‘Zip your lip with a padlock, Quentin’: a review of ‘Django Unchained’


First off, let me just say that I like Quentin Tarantino. “Pulp Fiction,” “Reservoir Dogs” and “Inglourious Basterds” are fantastic, and I’m glad Hollywood likes him enough to keep making movies. People have been imitating him since he first made a movie, but they never quite replicate him. It’s always much more gratifying and interesting seeing the real thing.

That being said, he needs to get a hold of himself a little bit.

I went to see “Django Unchained” over the break, and, while I am certainly glad he made the movie he wanted to make, it wasn’t up to snuff with his other works. Individually, there are certain scenes that work really well. You can clearly tell it’s made with loving reverence to the old Spaghetti Westerns of his youth, and some of the cinematography in it is among the best stuff since “The Searchers.”

It’s the script that needed to be pruned. It’s overlong, too complicated, having too much extraneous stuff and many, many scenes that don’t really fit the narrative structure of the movie. It’s paced horribly — too much of the movie is dialogue that is extremely descriptive and static. It serves to explain and tell rather than show.

Those of you who are familiar with Hans Landa from “Inglourious Basterds” will recognize Christoph Waltz’s character in this movie as basically the same character, but he’s a good guy in this. The shtick worked well in “Inglourious Basterds” because it served as a good counterpoint to the rest of the characters, but it doesn’t work as well here. It seems like there are two or three or four Hans Landas in this movie.

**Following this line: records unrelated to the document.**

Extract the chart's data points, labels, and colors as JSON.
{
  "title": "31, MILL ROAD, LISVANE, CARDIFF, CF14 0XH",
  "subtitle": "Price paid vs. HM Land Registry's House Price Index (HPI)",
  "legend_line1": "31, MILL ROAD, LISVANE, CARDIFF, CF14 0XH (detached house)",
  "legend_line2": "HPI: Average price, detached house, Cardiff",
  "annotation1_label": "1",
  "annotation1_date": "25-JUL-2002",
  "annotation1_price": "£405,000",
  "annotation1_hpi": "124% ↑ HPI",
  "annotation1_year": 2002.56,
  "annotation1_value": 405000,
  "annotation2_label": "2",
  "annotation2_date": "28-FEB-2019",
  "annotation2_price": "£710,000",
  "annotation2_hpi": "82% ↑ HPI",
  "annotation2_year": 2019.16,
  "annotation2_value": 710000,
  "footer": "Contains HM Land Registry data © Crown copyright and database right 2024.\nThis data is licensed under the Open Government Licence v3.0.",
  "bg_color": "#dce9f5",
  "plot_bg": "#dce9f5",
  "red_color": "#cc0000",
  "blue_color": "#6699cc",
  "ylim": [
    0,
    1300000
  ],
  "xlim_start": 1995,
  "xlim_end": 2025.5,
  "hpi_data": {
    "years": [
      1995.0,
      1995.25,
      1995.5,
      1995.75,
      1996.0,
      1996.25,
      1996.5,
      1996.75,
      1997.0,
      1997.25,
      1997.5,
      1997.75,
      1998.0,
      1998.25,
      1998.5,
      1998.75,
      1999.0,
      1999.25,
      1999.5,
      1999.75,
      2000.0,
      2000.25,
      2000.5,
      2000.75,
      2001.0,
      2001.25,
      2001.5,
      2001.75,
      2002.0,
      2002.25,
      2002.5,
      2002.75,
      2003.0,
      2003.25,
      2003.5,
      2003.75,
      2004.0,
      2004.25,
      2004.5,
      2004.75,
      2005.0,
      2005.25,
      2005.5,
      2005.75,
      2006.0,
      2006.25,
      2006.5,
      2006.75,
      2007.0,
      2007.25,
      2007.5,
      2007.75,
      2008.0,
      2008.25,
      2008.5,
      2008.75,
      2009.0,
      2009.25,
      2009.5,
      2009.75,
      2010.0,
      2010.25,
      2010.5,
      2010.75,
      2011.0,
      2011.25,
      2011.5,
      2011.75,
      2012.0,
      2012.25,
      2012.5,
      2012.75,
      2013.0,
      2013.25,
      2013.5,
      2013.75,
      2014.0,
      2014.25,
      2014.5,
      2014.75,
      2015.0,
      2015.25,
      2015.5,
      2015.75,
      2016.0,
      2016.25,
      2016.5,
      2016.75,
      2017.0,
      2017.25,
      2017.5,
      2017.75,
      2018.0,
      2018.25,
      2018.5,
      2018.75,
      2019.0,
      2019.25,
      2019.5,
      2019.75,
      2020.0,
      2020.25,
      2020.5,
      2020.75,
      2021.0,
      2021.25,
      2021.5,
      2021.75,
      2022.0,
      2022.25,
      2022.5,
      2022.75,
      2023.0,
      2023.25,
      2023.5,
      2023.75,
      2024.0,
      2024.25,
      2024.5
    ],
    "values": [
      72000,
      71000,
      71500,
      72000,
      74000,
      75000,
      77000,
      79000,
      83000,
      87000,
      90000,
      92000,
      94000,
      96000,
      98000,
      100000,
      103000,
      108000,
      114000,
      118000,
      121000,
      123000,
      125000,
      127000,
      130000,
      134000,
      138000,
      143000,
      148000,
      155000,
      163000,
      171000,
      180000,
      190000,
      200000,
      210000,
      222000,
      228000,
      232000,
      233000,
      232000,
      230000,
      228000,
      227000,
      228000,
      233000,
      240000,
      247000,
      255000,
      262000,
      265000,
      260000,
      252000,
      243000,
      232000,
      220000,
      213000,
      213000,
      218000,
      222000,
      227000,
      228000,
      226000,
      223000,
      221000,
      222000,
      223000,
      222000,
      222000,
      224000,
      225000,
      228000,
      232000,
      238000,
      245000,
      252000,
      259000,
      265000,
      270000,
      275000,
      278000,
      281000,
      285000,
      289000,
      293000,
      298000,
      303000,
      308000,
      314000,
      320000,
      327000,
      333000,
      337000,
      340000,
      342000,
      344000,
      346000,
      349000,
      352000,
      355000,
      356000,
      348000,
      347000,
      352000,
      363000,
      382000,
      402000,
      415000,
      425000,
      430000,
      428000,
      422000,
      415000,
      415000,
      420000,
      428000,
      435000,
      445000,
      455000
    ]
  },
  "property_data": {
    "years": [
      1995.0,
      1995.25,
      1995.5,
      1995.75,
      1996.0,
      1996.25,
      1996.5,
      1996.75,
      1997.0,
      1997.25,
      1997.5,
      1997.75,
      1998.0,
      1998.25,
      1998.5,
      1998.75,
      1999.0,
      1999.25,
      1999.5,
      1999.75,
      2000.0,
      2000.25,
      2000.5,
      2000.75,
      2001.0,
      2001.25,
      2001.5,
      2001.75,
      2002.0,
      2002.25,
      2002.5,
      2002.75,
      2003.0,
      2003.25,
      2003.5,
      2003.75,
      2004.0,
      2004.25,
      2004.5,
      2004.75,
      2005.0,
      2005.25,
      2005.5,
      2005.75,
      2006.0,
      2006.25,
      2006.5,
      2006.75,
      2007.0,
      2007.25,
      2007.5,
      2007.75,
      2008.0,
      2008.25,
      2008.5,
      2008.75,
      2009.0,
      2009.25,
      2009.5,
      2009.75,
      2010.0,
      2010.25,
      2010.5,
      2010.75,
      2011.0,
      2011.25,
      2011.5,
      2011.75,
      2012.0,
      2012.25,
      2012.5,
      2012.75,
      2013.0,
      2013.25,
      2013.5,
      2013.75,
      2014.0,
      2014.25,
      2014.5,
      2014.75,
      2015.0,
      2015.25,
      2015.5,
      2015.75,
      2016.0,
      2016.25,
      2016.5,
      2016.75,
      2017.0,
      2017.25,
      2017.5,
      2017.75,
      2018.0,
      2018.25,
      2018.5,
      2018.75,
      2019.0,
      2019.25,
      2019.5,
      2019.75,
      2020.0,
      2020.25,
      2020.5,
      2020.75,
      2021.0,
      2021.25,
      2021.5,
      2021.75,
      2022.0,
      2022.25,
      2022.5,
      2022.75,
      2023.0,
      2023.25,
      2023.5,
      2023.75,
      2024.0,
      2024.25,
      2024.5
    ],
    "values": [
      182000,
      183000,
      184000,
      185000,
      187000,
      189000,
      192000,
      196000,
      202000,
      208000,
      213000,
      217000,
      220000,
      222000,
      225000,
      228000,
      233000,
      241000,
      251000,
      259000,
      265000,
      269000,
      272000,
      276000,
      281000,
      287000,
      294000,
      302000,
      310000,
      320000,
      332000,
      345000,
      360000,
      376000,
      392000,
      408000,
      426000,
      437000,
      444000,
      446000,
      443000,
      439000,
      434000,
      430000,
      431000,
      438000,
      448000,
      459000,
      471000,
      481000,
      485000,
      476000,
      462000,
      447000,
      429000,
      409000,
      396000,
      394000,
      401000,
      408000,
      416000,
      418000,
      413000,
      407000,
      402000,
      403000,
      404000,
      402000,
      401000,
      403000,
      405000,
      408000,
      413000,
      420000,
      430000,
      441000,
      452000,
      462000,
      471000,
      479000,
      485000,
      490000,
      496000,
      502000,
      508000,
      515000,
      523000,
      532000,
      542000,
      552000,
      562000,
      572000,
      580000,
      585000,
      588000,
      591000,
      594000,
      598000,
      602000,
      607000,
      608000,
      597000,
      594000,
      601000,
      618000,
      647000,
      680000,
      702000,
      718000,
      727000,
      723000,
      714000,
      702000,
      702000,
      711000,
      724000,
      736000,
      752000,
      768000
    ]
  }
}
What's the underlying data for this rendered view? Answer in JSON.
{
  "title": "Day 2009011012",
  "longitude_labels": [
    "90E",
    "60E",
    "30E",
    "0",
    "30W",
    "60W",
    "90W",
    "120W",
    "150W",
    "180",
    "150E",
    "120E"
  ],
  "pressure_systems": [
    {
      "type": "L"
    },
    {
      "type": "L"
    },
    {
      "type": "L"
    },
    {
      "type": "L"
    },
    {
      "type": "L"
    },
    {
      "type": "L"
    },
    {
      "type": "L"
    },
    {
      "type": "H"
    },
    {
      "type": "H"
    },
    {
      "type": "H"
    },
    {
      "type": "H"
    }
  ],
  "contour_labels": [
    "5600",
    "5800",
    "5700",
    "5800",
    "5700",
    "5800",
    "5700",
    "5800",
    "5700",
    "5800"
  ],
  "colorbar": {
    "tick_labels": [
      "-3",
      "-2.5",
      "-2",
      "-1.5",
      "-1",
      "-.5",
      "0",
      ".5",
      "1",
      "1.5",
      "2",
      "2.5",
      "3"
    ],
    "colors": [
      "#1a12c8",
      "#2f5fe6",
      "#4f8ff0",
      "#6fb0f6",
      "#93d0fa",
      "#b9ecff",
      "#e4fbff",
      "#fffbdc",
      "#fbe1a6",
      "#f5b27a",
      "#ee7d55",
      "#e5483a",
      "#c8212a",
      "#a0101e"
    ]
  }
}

I could put up with this if the scenes were all interesting. But as I said before, it seems like there is one interesting and fantastic scene followed up by another one that’s sub-par. And the scenes don’t add up to anything spectacular — you’re led on this very elaborate journey to a very over-the-top and graphic finish. Only, it’s not finished. The movie is about a half-hour too long.

Considering that German fairy tales are one of the main inspirations for the story (this is explicitly stated in the movie), I can see where the long drawn out stuff would make sense.

Wagner in particular was well known for torturing the audience with the promise of climactic release for long periods of time and then suddenly and cathartically releasing it. Tarantino does this, but then doesn’t finish there, as would be appropriate. He chooses to have another small build-up and finish. It doesn’t make any sense to me.

Maybe I’m just saying this because I watched the movie shortly after I finally watched “Tinker Tailor Soldier Spy.” In “Tinker Tailor,” I swear I counted something like only four lines of dialogue throughout the entire movie. I’m being facetious, of course, but it really is one of the quietest movies I’ve ever seen. It was a trip seeing that right before Tarantino, where 15 minute on-screen explanations are the norm.

For my money, I would rent or buy “Tinker Tailor Soldier Spy” and then watch “Django Unchained.” You might get tired of all the “blah, blah, blah” like I did, or you might be glad to hear the sound of another human being’s voice. Your mileage may vary, but I would still watch “Django Unchained,” regardless. It’s worth it just to say you did. Overall, I would give it 2/4 stars.